Łukaszenko chce nowe święto narodowe
Aleksander Łukaszenko chce pojednać naród. Na Ogólnobiałoruskim Zjeździe Ludowym (OZL) wyszedł z propozycję nowego święta państwowego. Podał też konkretną datę, którą chciałby w ten sposób upamiętnić. To 17 września 1939 r., dzień ataku Związku Radzieckiego na Polskę w trakcie II wojny światowej. Informuje o tym „Rzeczpospolita”, która przypomina też, że Rosja ma swoje święto narodowe 4 listopada, na pamiątkę wypędzenia Polaków z Kremla w 1612 roku.
17 września 1939 roku rozpoczął się wyzwoleńczy pochód Armii Czerwonej, w wyniku którego doszło do zjednoczenia Zachodniej Białorusi i BSRR – tak na stronie OZL motywowana jest propozycja takiej daty święta narodowego.

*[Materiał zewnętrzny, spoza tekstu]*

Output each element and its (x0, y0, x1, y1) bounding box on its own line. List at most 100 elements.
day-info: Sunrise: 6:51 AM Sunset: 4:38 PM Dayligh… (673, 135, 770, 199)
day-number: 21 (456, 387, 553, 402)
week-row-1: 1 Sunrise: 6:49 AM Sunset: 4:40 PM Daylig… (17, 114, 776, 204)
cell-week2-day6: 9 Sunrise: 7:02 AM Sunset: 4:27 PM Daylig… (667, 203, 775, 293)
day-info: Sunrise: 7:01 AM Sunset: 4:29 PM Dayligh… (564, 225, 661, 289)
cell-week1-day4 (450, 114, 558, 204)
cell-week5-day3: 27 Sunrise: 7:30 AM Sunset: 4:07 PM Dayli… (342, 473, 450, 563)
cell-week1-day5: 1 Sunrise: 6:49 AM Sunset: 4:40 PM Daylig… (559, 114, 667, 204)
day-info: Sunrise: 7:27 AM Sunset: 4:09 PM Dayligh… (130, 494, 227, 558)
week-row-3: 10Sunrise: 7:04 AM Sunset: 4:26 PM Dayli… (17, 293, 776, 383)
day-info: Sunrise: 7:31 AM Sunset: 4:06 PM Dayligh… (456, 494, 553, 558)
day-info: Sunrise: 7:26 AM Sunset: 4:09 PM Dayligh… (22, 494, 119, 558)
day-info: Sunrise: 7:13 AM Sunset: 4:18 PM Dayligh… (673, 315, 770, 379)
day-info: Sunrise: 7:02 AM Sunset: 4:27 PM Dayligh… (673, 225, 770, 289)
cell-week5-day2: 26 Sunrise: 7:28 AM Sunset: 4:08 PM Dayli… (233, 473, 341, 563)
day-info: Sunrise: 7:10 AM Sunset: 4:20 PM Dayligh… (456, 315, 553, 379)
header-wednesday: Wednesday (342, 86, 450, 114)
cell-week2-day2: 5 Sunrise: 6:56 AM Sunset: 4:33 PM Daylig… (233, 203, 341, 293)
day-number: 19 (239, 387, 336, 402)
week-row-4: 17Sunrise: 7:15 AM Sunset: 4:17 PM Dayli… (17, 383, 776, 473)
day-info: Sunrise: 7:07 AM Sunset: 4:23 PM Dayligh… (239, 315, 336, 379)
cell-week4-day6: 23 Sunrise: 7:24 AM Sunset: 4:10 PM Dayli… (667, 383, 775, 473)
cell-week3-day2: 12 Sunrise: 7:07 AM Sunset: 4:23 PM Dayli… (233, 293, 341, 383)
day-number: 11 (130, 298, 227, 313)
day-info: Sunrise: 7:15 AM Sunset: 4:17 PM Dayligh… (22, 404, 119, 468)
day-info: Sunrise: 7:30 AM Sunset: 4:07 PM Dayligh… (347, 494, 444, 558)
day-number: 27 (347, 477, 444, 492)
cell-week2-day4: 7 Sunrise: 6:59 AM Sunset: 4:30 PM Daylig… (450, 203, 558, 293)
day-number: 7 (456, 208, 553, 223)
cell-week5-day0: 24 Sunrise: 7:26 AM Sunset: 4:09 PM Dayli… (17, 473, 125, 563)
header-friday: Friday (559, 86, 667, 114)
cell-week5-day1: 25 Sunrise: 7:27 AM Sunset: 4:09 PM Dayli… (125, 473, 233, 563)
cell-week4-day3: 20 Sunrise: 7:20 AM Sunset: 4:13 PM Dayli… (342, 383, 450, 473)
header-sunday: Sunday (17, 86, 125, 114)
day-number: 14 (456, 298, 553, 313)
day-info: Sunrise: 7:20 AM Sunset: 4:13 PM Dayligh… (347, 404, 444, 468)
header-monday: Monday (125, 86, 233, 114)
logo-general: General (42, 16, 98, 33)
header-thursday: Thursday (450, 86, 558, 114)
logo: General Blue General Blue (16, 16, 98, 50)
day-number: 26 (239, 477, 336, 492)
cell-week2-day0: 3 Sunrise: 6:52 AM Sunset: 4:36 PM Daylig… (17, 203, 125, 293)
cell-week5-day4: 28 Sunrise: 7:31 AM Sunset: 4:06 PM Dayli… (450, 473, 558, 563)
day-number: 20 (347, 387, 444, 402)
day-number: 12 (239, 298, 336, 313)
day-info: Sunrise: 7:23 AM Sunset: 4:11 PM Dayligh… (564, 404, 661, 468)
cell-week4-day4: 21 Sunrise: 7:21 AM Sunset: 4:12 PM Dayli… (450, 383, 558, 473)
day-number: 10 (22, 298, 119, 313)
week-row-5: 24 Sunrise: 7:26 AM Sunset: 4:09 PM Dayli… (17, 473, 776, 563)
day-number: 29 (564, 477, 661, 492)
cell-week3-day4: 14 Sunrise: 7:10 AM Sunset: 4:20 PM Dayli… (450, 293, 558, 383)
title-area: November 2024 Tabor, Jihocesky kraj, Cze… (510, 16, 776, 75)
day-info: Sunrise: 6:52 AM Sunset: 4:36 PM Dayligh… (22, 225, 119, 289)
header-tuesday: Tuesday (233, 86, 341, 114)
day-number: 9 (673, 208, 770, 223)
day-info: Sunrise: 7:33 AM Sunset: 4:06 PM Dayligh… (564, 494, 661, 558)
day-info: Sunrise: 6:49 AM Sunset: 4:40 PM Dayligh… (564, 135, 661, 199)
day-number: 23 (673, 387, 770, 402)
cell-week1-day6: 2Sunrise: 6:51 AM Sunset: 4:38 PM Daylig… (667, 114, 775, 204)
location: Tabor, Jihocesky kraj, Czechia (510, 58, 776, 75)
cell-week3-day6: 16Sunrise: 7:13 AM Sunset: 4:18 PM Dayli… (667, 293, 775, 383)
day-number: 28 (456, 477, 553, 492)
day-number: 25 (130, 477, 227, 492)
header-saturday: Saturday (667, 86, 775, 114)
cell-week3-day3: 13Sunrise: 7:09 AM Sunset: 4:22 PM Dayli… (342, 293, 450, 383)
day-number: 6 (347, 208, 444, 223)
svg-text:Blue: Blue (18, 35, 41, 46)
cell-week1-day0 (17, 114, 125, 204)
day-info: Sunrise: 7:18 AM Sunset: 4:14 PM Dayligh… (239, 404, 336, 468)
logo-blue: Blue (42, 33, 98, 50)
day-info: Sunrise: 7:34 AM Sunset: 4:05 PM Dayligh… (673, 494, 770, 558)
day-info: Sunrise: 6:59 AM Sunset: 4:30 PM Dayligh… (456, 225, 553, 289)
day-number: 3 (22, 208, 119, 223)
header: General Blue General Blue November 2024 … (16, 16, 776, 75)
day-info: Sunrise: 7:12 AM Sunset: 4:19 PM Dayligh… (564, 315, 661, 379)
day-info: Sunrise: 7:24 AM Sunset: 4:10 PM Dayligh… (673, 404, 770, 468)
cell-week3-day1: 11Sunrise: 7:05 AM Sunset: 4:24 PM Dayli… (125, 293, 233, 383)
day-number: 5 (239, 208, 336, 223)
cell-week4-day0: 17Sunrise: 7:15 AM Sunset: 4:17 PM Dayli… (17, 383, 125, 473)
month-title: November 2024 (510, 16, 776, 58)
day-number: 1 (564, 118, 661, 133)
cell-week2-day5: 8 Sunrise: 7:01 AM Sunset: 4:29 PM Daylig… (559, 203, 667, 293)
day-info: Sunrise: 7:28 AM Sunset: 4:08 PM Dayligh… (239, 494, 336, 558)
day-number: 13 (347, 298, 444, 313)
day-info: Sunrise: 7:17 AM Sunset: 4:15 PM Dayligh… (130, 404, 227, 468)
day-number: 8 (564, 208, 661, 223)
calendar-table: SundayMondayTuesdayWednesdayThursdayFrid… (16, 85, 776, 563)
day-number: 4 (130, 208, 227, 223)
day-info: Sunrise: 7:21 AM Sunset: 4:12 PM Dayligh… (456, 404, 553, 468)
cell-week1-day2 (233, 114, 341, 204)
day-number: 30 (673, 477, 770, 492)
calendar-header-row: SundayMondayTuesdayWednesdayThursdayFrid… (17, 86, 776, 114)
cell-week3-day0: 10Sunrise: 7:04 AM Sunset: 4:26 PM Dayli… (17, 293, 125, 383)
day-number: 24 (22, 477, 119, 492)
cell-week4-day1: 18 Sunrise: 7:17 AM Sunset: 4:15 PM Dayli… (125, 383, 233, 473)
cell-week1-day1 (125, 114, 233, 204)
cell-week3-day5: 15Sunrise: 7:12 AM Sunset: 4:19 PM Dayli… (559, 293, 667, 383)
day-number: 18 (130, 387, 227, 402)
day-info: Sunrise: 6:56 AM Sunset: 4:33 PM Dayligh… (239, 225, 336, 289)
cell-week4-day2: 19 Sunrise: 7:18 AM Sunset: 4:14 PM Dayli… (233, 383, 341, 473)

Druga proponowana do upamiętnienia data to 14 listopada 1939 r., kiedy przyjęto uchwałę Rady Najwyższej BSRR dot. „przyjęcia zachodniej Białorusi w BSRR”.
Nowe święto narodowe Białorusi zrani Polaków
Na stronie OZL trwa głosowanie w sprawie tego, która data stanie się nowym świętem narodowym Białorusi. Jak podaje „Rzeczpospolita”, w ankiecie może wziąć udział każdy, bo wystarczy podać swój adres e-mail.
Pomysł na taką datę święta narodowego nie podoba się Polakom mieszkającym na Białorusi. Polska mniejszość narodowa za rządów Łukaszenki przyzwyczaiła się już do tego, że władza ma do niej negatywny stosunek.
Dla nas to paskudna wiadomość i bardzo bolesna, ponieważ ten dzień symbolizuje klęskę i upokorzenie – mówi „Rzeczpospolitej” Andrzej Poczobut, polski dziennikarz mieszkający w Grodnie.